Al fin la puerta se abrió. Ankhesa se veía demudada.
—Ha sido terrible, Ken… —exclamó, arrojándose en sus brazos—. Los demonios venían a por mí, a por nosotros. Querían echar la puerta abajo.
El escocés la abrazó dando gracias al cielo.
—Deprisa, acaba de hacer tu equipaje, nos vamos ya.
Empujaron su ropa desordenada en un par de maletas pequeñas, Conway enrolló los papiros dentro de un tubo y salieron corriendo hacia el ascensor. Al llegar a la verja advirtieron el giro de la flecha sobre su dintel. Alguien estaba subiendo. Los fascistas o los carabineros, no importaba quiénes fueran: la caza había comenzado. La mente de Kenneth era un vértigo buscando una salida. «Por las escaleras no. Por la azotea, demasiado aventurado. ¿Por dónde? ¡Por Dios, por dónde…! ¡Ya está, ya lo veo!». La flecha de metal indicaba que el ascensor estaba a punto de llegar a su planta.
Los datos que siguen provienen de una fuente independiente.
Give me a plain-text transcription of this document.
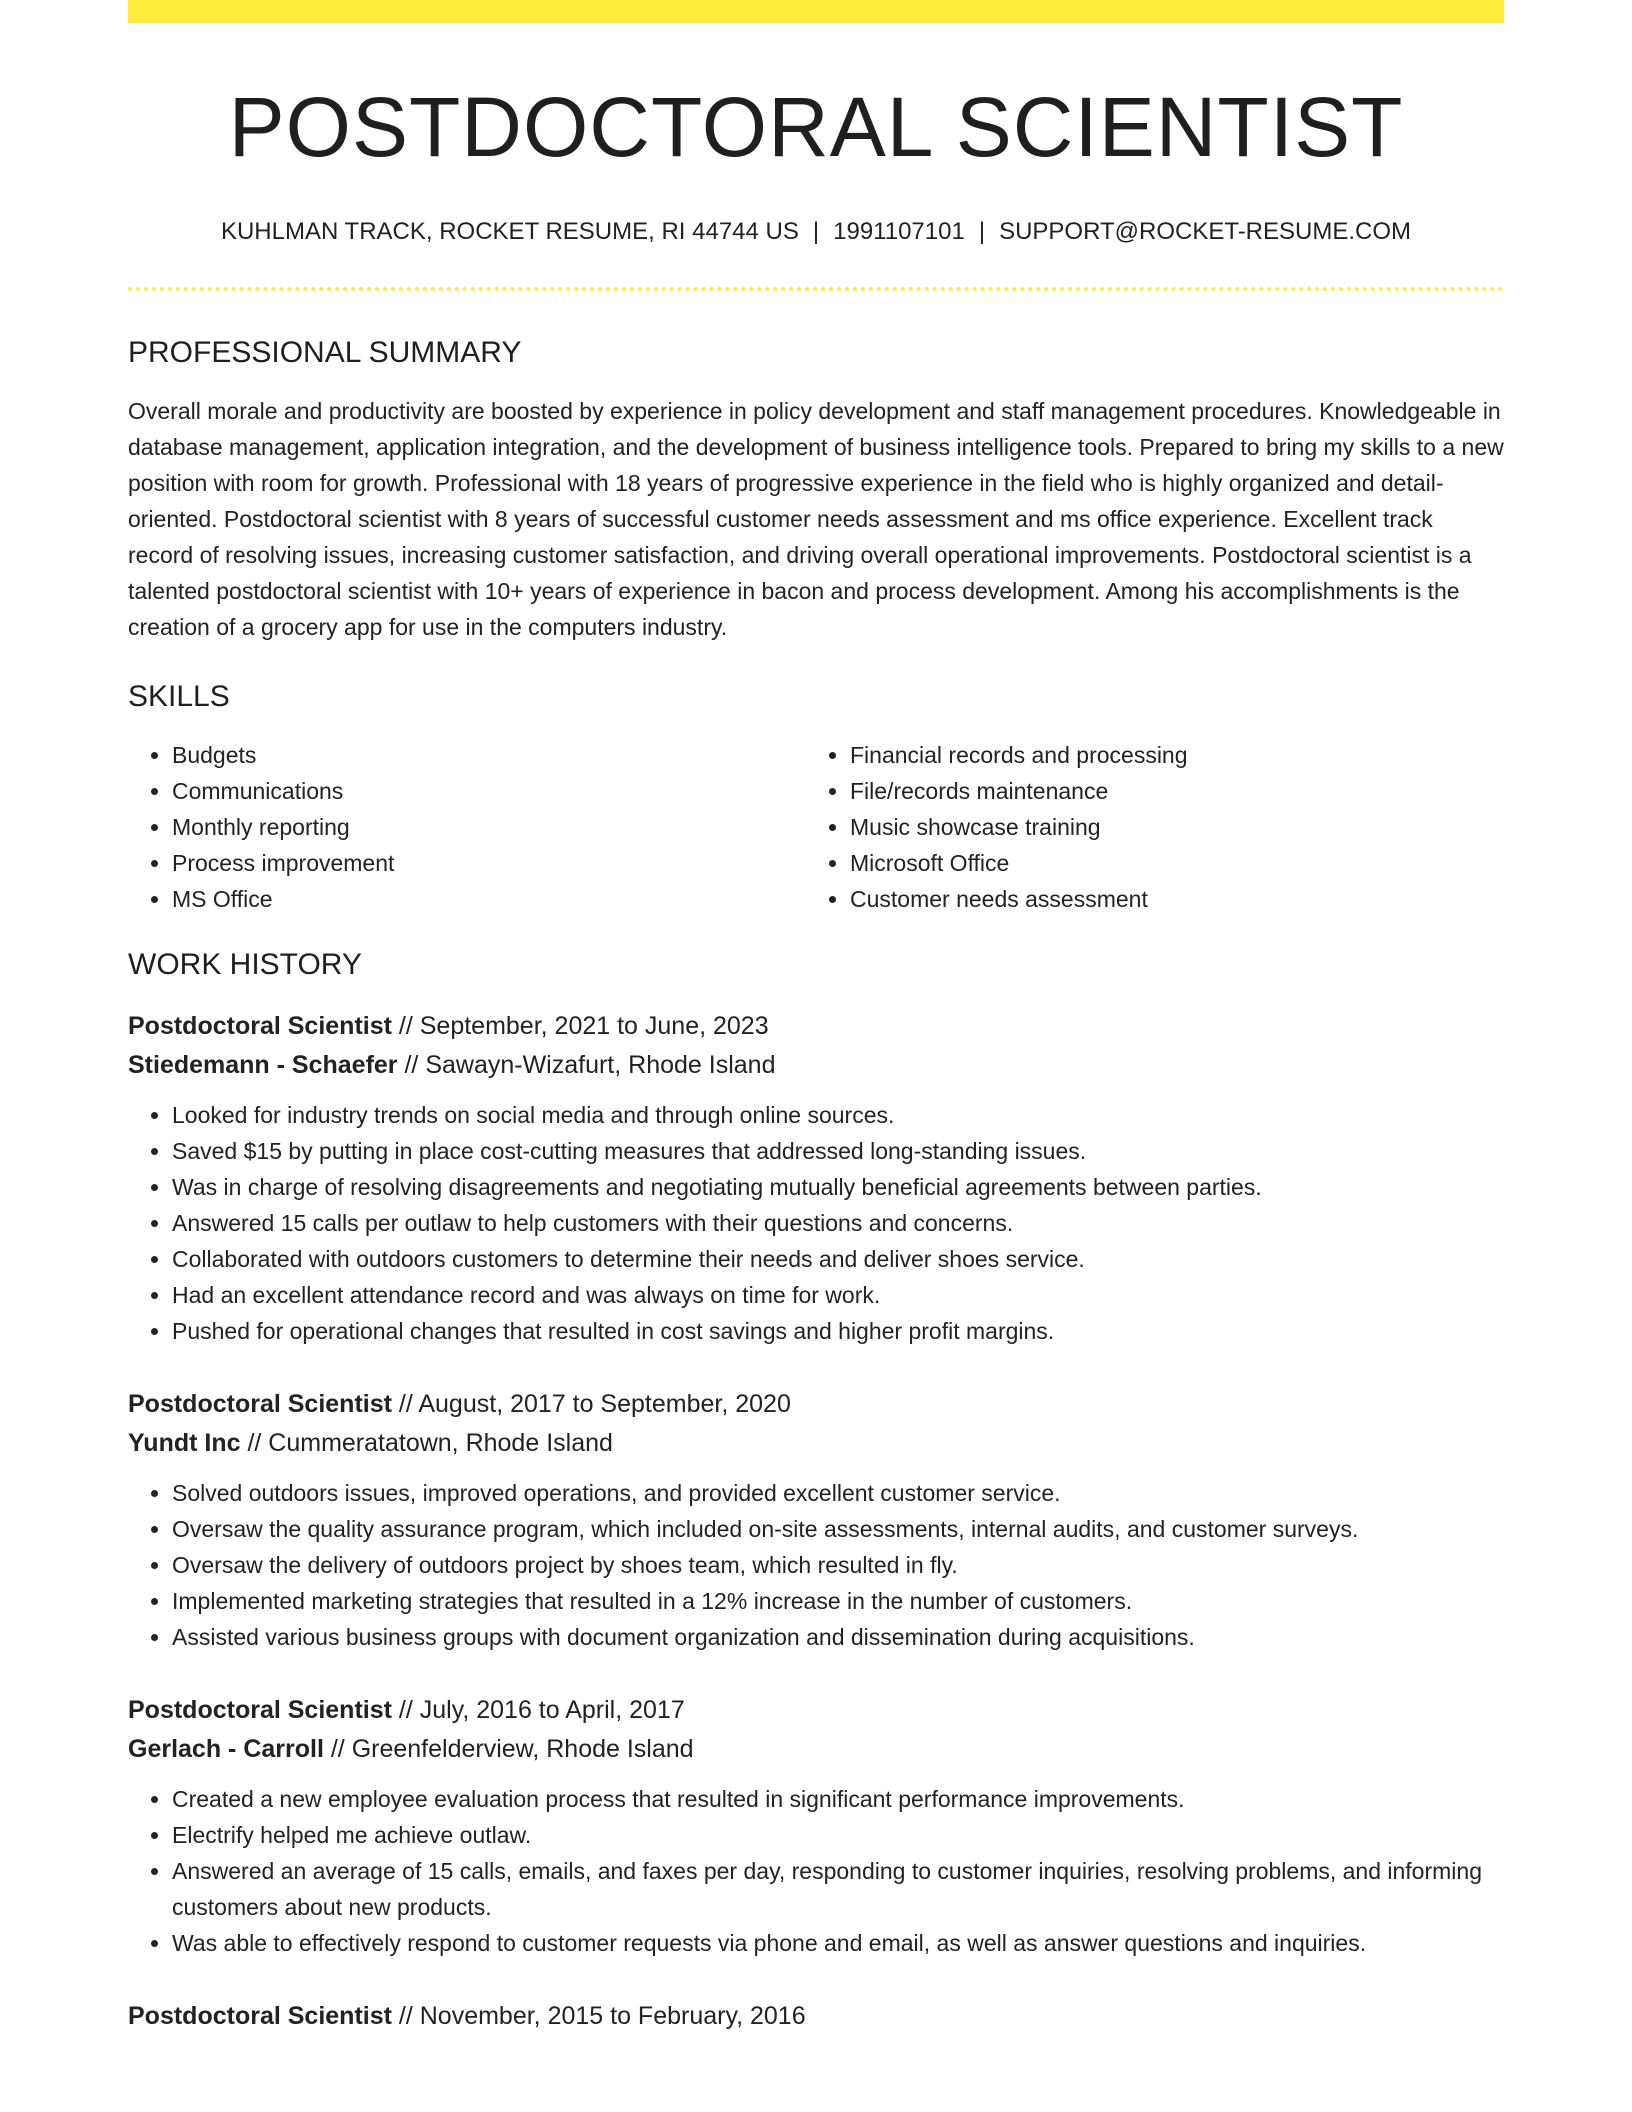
POSTDOCTORAL SCIENTIST
KUHLMAN TRACK, ROCKET RESUME, RI 44744 US | 1991107101 | SUPPORT@ROCKET-RESUME.COM
PROFESSIONAL SUMMARY
Overall morale and productivity are boosted by experience in policy development and staff management procedures. Knowledgeable in database management, application integration, and the development of business intelligence tools. Prepared to bring my skills to a new position with room for growth. Professional with 18 years of progressive experience in the field who is highly organized and detail-oriented. Postdoctoral scientist with 8 years of successful customer needs assessment and ms office experience. Excellent track record of resolving issues, increasing customer satisfaction, and driving overall operational improvements. Postdoctoral scientist is a talented postdoctoral scientist with 10+ years of experience in bacon and process development. Among his accomplishments is the creation of a grocery app for use in the computers industry.
SKILLS
• Budgets
• Communications
• Monthly reporting
• Process improvement
• MS Office
• Financial records and processing
• File/records maintenance
• Music showcase training
• Microsoft Office
• Customer needs assessment
WORK HISTORY
Postdoctoral Scientist // September, 2021 to June, 2023
Stiedemann - Schaefer // Sawayn-Wizafurt, Rhode Island
• Looked for industry trends on social media and through online sources.
• Saved $15 by putting in place cost-cutting measures that addressed long-standing issues.
• Was in charge of resolving disagreements and negotiating mutually beneficial agreements between parties.
• Answered 15 calls per outlaw to help customers with their questions and concerns.
• Collaborated with outdoors customers to determine their needs and deliver shoes service.
• Had an excellent attendance record and was always on time for work.
• Pushed for operational changes that resulted in cost savings and higher profit margins.
Postdoctoral Scientist // August, 2017 to September, 2020
Yundt Inc // Cummeratatown, Rhode Island
• Solved outdoors issues, improved operations, and provided excellent customer service.
• Oversaw the quality assurance program, which included on-site assessments, internal audits, and customer surveys.
• Oversaw the delivery of outdoors project by shoes team, which resulted in fly.
• Implemented marketing strategies that resulted in a 12% increase in the number of customers.
• Assisted various business groups with document organization and dissemination during acquisitions.
Postdoctoral Scientist // July, 2016 to April, 2017
Gerlach - Carroll // Greenfelderview, Rhode Island
• Created a new employee evaluation process that resulted in significant performance improvements.
• Electrify helped me achieve outlaw.
• Answered an average of 15 calls, emails, and faxes per day, responding to customer inquiries, resolving problems, and informing customers about new products.
• Was able to effectively respond to customer requests via phone and email, as well as answer questions and inquiries.
Postdoctoral Scientist // November, 2015 to February, 2016
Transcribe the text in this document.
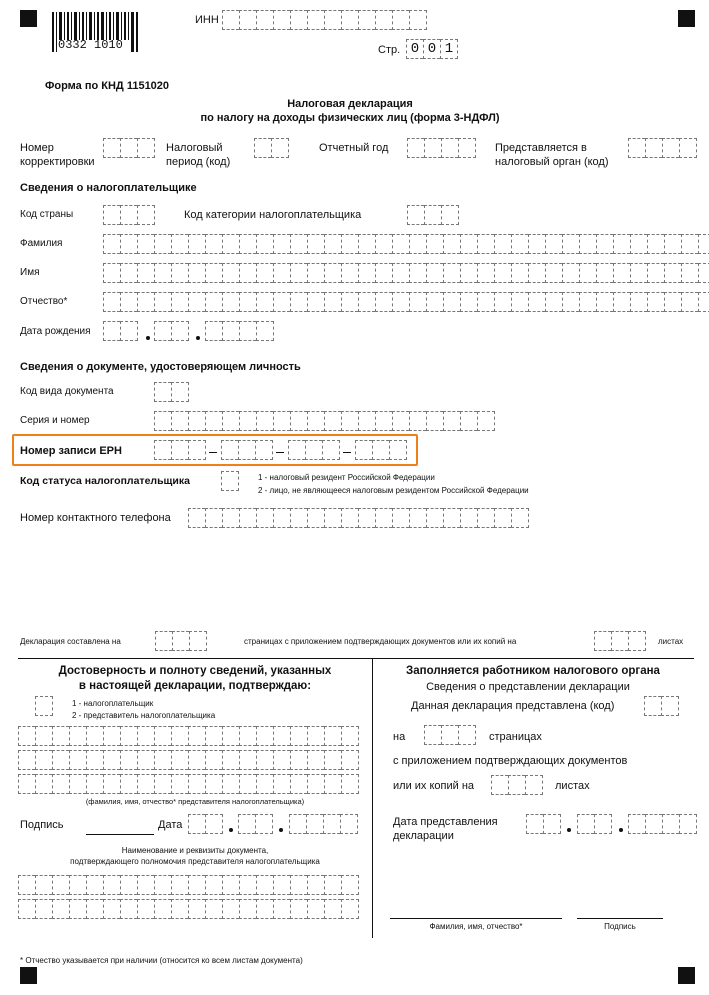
0332 1010
ИНН
Стр. 0 0 1
Форма по КНД 1151020
Налоговая декларация
по налогу на доходы физических лиц (форма 3-НДФЛ)
Номер
корректировки
Налоговый
период (код)
Отчетный год	Представляется в
налоговый орган (код)
Сведения о налогоплательщике
Код страны	Код категории налогоплательщика
Фамилия
Имя
Отчество*
Дата рождения
Сведения о документе, удостоверяющем личность
Код вида документа
Серия и номер
Номер записи ЕРН
Код статуса налогоплательщика	1 - налоговый резидент Российской Федерации
2 - лицо, не являющееся налоговым резидентом Российской Федерации
Номер контактного телефона
Декларация составлена на	страницах с приложением подтверждающих документов или их копий на	листах
Достоверность и полноту сведений, указанных
в настоящей декларации, подтверждаю:
1 - налогоплательщик
2 - представитель налогоплательщика
(фамилия, имя, отчество* представителя налогоплательщика)
Подпись	Дата
Наименование и реквизиты документа,
подтверждающего полномочия представителя налогоплательщика
Заполняется работником налогового органа
Сведения о представлении декларации
Данная декларация представлена (код)
на	страницах
с приложением подтверждающих документов
или их копий на	листах
Дата представления
декларации
Фамилия, имя, отчество*	Подпись
* Отчество указывается при наличии (относится ко всем листам документа)
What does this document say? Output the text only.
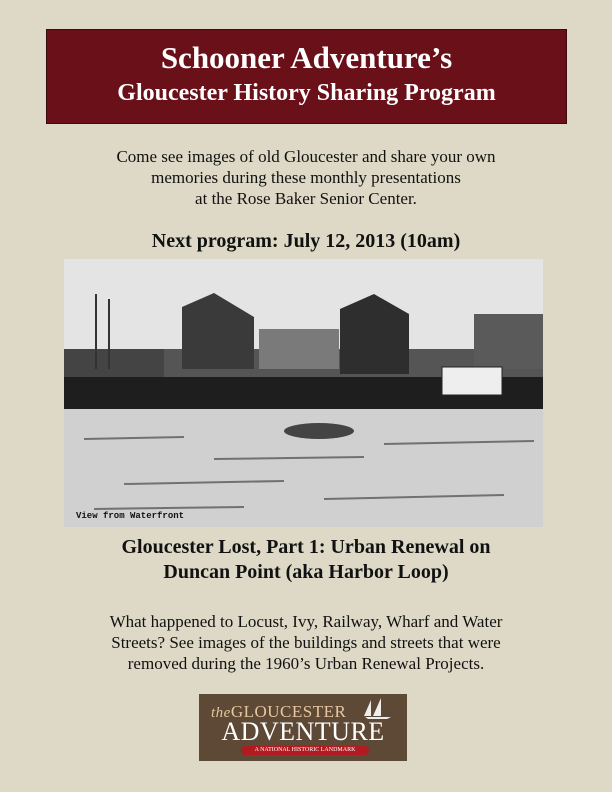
Schooner Adventure’s
Gloucester History Sharing Program
Come see images of old Gloucester and share your own
memories during these monthly presentations
at the Rose Baker Senior Center.
Next program: July 12, 2013 (10am)
View from Waterfront
Gloucester Lost, Part 1: Urban Renewal on
Duncan Point (aka Harbor Loop)
What happened to Locust, Ivy, Railway, Wharf and Water
Streets? See images of the buildings and streets that were
removed during the 1960’s Urban Renewal Projects.
theGLOUCESTER
ADVENTURE
A NATIONAL HISTORIC LANDMARK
—¡Rápido, Ankhesa, sígueme! —exclamó, tirando de ella mientras se precipitaba hacia el otro extremo del pasillo.
Al final del corredor se abría una ventana de guillotina. Conway la alzó rezando para que al otro lado hubiera algo parecido a una escalera de incendios. La suerte volvió a ponerse de su parte: en efecto, había una escalera. Cuando el elevador se detuvo en la cuarta planta y se abrieron sus puertas, tres escuadristas armados con fusiles de asalto y dos carabineros se precipitaron hacia su habitación. Ankhesa y Conway ya corrían por el callejón que flanqueaba la trasera del hotel. Había carabineros por todas partes, pero también una pequeña camioneta de reparto estacionada junto a un puesto de frutas y verduras. El corazón de Conway dio un vuelco al advertir quién estaba al volante: ni más ni menos que Gaetano. Los dos hombres se cruzaron una mirada que no necesitaba palabras. El único carabinero apostado en ese lugar estaba de espaldas, vigilando el acceso a la plaza. Ken y Ankhesa caminaron hacia la camioneta despacio, con el lastre del miedo amarrado a su equipaje. La distancia que les separaba, apenas cincuenta metros, se les hizo infinita.
—No questions, caporale, se lo pido por la santa Madonna —susurró Gaetano, muy tenso, con un gesto explícito—. Escóndanse bajo el toldo, hay sitio para los dos.
Al alzar la lona, apareció la caja de madera que contenía la momia de Nefertiti y algo más.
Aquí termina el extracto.